Next week I teach a class here in building the lowback stick chair from “The Stick Chair Book” to a class of six students. Our lumberyard was low on straight-grained 8/4 red oak that was ideal for chairmaking, and I barely squeaked out enough material for six chairs.
I always build a chair during a class for two reasons. One, if a student commits a fatal error at any point, I can hand them my parts so they can continue. Also, if no disasters occur during the class, I have a chair to sell at the end of the class that can be less expensive (because I’ve already been paid for teaching the class).
But I didn’t find enough oak for me to build a chair. So I went to my cellar and pulled out a gorgeous board of old Honduran mahogany left over from my “Campaign Furniture” book.
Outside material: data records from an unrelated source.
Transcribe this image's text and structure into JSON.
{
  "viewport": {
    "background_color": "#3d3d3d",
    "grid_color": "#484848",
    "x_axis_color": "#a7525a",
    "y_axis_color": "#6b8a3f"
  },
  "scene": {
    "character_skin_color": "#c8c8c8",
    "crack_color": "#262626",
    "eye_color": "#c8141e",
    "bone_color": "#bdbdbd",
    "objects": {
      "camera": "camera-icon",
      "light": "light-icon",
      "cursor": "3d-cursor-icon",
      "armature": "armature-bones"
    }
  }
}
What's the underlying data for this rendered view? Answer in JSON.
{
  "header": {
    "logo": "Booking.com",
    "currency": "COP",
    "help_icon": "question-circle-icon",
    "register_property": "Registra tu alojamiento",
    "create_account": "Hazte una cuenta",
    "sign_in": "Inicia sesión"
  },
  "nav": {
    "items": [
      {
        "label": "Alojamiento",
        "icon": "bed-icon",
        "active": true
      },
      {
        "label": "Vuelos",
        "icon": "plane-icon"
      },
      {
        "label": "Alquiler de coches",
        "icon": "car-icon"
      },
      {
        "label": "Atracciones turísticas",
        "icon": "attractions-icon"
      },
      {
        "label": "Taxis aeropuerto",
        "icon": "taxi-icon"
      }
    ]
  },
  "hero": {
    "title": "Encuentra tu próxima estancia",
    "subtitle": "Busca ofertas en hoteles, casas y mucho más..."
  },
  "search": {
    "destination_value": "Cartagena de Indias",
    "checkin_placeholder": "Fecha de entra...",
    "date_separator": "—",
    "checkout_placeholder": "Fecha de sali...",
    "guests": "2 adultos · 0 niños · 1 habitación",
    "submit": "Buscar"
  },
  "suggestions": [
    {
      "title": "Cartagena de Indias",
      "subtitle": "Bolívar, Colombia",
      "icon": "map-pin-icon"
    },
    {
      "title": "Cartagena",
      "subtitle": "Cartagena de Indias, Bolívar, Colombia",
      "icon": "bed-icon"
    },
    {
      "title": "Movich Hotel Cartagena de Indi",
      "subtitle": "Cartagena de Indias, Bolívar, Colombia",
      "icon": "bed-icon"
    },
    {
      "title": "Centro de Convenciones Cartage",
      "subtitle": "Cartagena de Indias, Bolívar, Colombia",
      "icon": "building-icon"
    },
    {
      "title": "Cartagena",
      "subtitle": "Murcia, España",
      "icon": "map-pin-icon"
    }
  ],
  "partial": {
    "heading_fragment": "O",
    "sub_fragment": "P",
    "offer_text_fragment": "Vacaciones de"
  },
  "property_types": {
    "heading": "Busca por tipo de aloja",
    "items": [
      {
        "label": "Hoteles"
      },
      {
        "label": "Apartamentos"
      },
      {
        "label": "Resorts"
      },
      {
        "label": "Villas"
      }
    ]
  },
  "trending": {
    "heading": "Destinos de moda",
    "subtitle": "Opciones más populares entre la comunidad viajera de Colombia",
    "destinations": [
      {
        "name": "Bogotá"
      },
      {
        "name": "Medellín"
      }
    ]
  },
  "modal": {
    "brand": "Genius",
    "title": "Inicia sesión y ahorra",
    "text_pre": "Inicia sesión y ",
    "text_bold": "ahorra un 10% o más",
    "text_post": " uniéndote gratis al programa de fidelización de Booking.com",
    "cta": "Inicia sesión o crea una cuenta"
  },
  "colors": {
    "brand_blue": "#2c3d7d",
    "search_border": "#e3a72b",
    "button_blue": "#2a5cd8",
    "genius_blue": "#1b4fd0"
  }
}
I have a small fortune of mahogany down there, much of it from the 1950s to 1970s, that I purchased when Midwest Woodworking in Norwood, Ohio, closed its doors. Some of it is 20” wide. I love working with the stuff, and I know it will make one hell of a stick chair.
But I have misgivings about the material.
Yes, there are environmental problems with using rainforest woods. Plus, there are social ones that not everyone knows about. As someone who deals in wood every day and talks to people in many areas of the industry, I have little faith that all South American exotics are produced by free laborers.
You might be thinking: Wait, this wood was cut 50 years ago. It has done no recent environmental or labor harm. While that’s true, promoting the use of the wood by showing it here doesn’t help today’s situation. Someone might look at the chair and say: Damn. I definitely want to build my next chair out of mahogany. And so they buy some mahogany, which encourages the continued harvesting of it.
Mahogany is beautiful, beautiful stuff, so this is a logical reaction.
So I am telling you all this so you know the caveats I have with this material.
If you do want to make a stick chair using mahogany, I have a good suggestion. Buy sinker mahogany from a reputable seller such as Hearne Hardwoods. Sinker mahogany is stuff that sank in the rivers as it was being transported about 100 years ago or so. It survived underwater and has been recovered, cut and dried. It is gorgeous stuff – I’ve worked with it.
It can smell a little fishy when you cut it, but the smell dissipates quickly, and the finished piece does not smell like a tuna sandwich left out in the sun.